Although Montoya was not raised in America, she has many memories of America from her childhood. When Montoya was three years old her mother moved to the United States in pursuit of a better life. Montoya was not able to join her mother in America until she was eleven. Initially, Montoya found life in the States difficult, especially since she could not speak English very well. Within two years she returned to Colombia to live with her father and study social communication and journalism. Before she was able to graduate, however, Montoya moved back to America to live with her mother and start a new life.
Even after college, Montoya’s English was not completely fluent. This made finding a job even more difficult as a new college graduate. She eventually went back to school in the US to study English. Many opportunities opened up for Montoya after she improved her English skills and she went on to graduate school at Columbia University. The first time she heard of the school was when she lived in Colombia.

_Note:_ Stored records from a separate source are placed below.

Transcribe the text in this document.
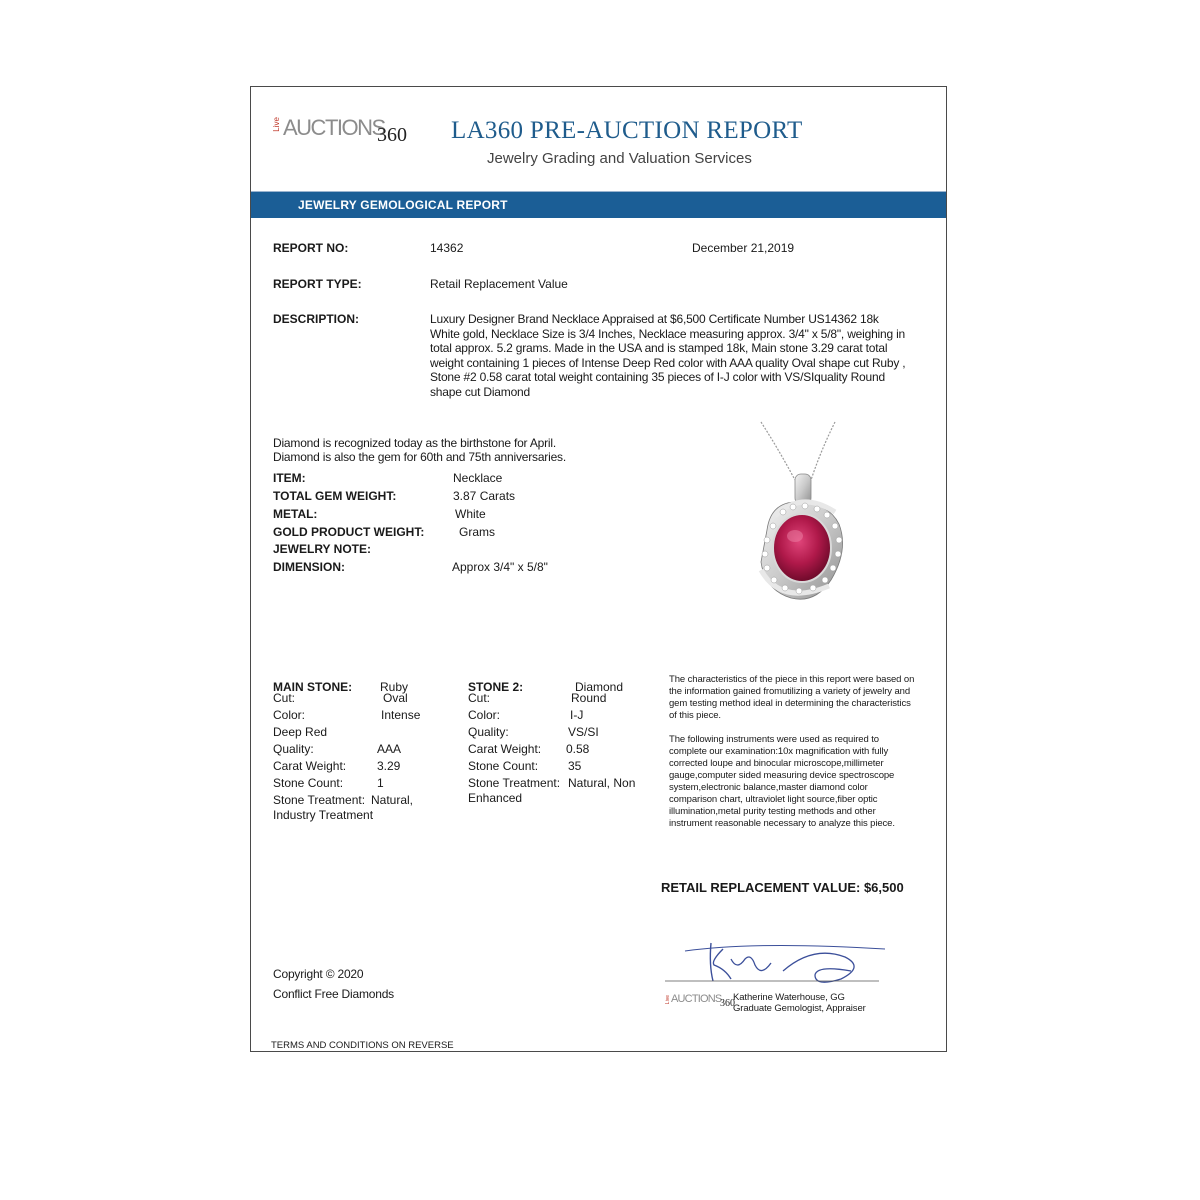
Live AUCTIONS
360 LA360 PRE-AUCTION REPORT
Jewelry Grading and Valuation Services
JEWELRY GEMOLOGICAL REPORT
REPORT NO:	14362	December 21,2019
REPORT TYPE:	Retail Replacement Value
DESCRIPTION:	Luxury Designer Brand Necklace Appraised at $6,500 Certificate Number US14362 18k White gold, Necklace Size is 3/4 Inches, Necklace measuring approx. 3/4" x 5/8", weighing in total approx. 5.2 grams. Made in the USA and is stamped 18k, Main stone 3.29 carat total weight containing 1 pieces of Intense Deep Red color with AAA quality Oval shape cut Ruby , Stone #2 0.58 carat total weight containing 35 pieces of I-J color with VS/SIquality Round shape cut Diamond
Diamond is recognized today as the birthstone for April.
Diamond is also the gem for 60th and 75th anniversaries.
ITEM:	Necklace
TOTAL GEM WEIGHT:	3.87 Carats
METAL:	White
GOLD PRODUCT WEIGHT:	Grams
JEWELRY NOTE:
DIMENSION:	Approx 3/4" x 5/8"
MAIN STONE: Ruby
Cut:	Oval
Color:	Intense
Deep Red
Quality:	AAA
Carat Weight:	3.29
Stone Count:	1
Stone Treatment: Natural,
Industry Treatment
STONE 2:	Diamond
Cut:	Round
Color:	I-J
Quality:	VS/SI
Carat Weight: 0.58
Stone Count: 35
Stone Treatment: Natural, Non
Enhanced
The characteristics of the piece in this report were based on the information gained fromutilizing a variety of jewelry and gem testing method ideal in determining the characteristics of this piece.
The following instruments were used as required to complete our examination:10x magnification with fully corrected loupe and binocular microscope,millimeter gauge,computer sided measuring device spectroscope system,electronic balance,master diamond color comparison chart, ultraviolet light source,fiber optic illumination,metal purity testing methods and other instrument reasonable necessary to analyze this piece.
RETAIL REPLACEMENT VALUE: $6,500
Copyright © 2020
Conflict Free Diamonds	Live AUCTIONS
360
Katherine Waterhouse, GG
Graduate Gemologist, Appraiser
TERMS AND CONDITIONS ON REVERSE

After graduate school she got her first job as a Spanish teacher at an all boys high school. She felt this job taught her how to be an effective teacher and what she wanted from teaching. She knew she did not want to teach high school and thought higher education would be the perfect place for her. Through this job, she also learned how to handle herself in a classroom. She spent three years at the high school until she finally found her current job at SUNY Oneonta in 2000.
While she worked in Oneonta she was able to get her PhD, which took ten years to complete. “The dissertation was like my third child, it was the hardest delivery,” says Montoya. During those ten years she got married, had two kids and worked full time as a Spanish professor in Oneonta.
Even though Montoya did not start out wanting to teach Spanish it has turned out to be one of the most rewarding things that she has done. Since she is Hispanic and grew up with the language, Montoya feels that she gives a part of herself when she teaches.
Montoya takes students on summer study abroad trips to Colombia. She says that this has been the most rewarding thing she could do as a teacher. Montoya knows the trip is a success when she sees the students wide eyed and excited. She loves to take students out of the classroom because according to her that is the best way to learn.
The most important piece of advice she feels she can give students is to take every opportunity available because you never know where it may lead you.